Eléments d’anthropologie philosophique permettant de comprendre l’humanité de l’embryon – l’être en puissance, actualité et information

Copier le lien

Hommes et femmes de notre temps qui s’affrontent souvent, et en arrivent même parfois à s’insulter, au sujet de l’avortement, à cause de positions opposées apparemment irréconciliables, pourraient peut-être trouver dans les réflexions suivantes au moins l’opportunité de situer précisément les enjeux.
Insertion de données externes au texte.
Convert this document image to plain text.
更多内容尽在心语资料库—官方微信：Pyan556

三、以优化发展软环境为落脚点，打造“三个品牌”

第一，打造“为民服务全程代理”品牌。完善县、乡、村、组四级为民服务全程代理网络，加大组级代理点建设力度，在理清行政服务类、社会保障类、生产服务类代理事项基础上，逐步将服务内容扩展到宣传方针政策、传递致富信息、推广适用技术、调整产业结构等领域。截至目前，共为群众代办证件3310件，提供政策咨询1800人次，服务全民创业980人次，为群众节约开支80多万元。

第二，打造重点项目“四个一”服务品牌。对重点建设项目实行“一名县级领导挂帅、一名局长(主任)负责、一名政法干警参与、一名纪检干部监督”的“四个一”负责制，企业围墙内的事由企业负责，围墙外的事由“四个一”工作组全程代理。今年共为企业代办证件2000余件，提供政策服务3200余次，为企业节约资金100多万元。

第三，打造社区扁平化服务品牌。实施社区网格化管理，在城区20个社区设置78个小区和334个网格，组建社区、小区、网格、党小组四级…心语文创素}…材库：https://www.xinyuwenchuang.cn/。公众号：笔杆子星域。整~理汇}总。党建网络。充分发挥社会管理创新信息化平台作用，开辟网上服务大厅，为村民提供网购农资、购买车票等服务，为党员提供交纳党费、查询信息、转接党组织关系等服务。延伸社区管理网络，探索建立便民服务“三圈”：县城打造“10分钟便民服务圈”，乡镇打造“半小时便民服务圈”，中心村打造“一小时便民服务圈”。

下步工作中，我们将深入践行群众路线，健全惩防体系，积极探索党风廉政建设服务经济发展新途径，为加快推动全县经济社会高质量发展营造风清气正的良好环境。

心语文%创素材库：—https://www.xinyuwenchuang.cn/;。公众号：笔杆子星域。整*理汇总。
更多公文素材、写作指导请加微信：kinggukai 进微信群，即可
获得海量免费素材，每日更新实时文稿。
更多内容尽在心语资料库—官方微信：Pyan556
Qui, quel est celui ou celle que l’on veut sauver à tout prix, ou que l’on est prêt à supprimer ? (pour des raisons qui ne sont pas examinées ici)

Intermédiaire entre l’être complet, doué de tous ses organes en état de fonctionnement (le vivant achevé, par exemple) , et le rien, à savoir l’absence pure et simple d’être, l’inexistence ou le non-être, il y a ce qu’on appelle l’être en puissance.

Ce terme, qui vient de la philosophie d’Aristote (IV ème siècle avant Jésus Christ), signifie : l’être en devenir, l’être en train d’acquérir sa forme achevée, c’est à dire de se constituer, de se faire et se parfaire. Alors, il connaîtra sa pleine actualité. On peut parler également à son égard de processus de transformation ; ou encore d’acheminement progressif vers une plus grande qualité (actualité) d’être.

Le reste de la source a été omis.